When it comes to life, as Christians we must be careful not to allow the politics of the day to sway our understanding of biblical truth. It is the Word of God that is our authority. For the pro-life Christian, it must not be simply an agenda item for the next election, but a heart-felt stance, founded on God's Word and Truth, that sees all human life (from conception until death of a long-lived senior adult) as valuable and worth speaking up and standing up for. The culture of death that permeates our nation is expanding. We are suffering for this. We will continue to do so. 

Since we are swimming in the political pool right now on this issue (that is more than a political one,) I will share a clip from Senator Ben Sasse (R) of Nebraska regarding these recent issues. I believe Senator Sasse is correct in his assessment, not because he's a Republican man, but because his statements actually align with a biblical worldview that treasures life.

Life matters. All human life. At all stages. 
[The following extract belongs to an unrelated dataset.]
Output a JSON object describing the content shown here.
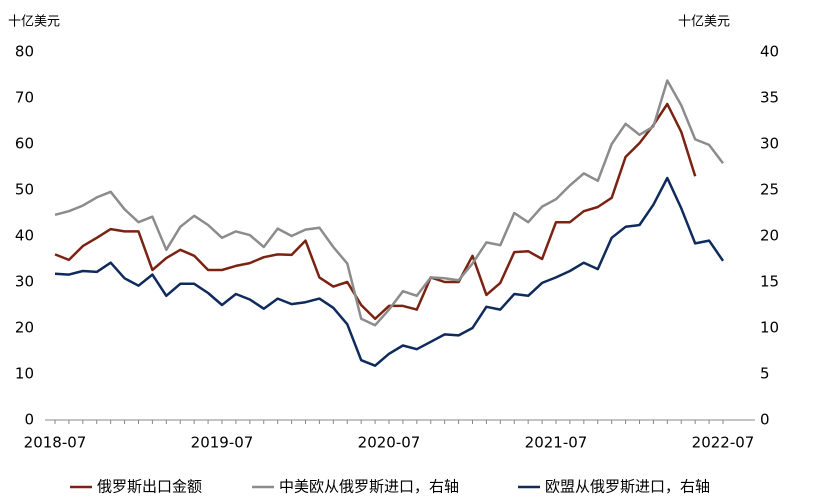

For you formed my inward parts; you knitted me together in my mother’s womb. I praise you, for I am fearfully and wonderfully made. Wonderful are your works; my soul knows it very well. My frame was not hidden from you, when I was being made in secret, intricately woven in the depths of the earth. Your eyes saw my unformed substance; in your book were written, every one of them, the days that were formed for me, when as yet there was none of them. Psalm 139:13-16 (ESV)

 

The Holy Bible: English Standard Version. (2016). (Ps 139:13–16). Wheaton, IL: Crossway Bibles.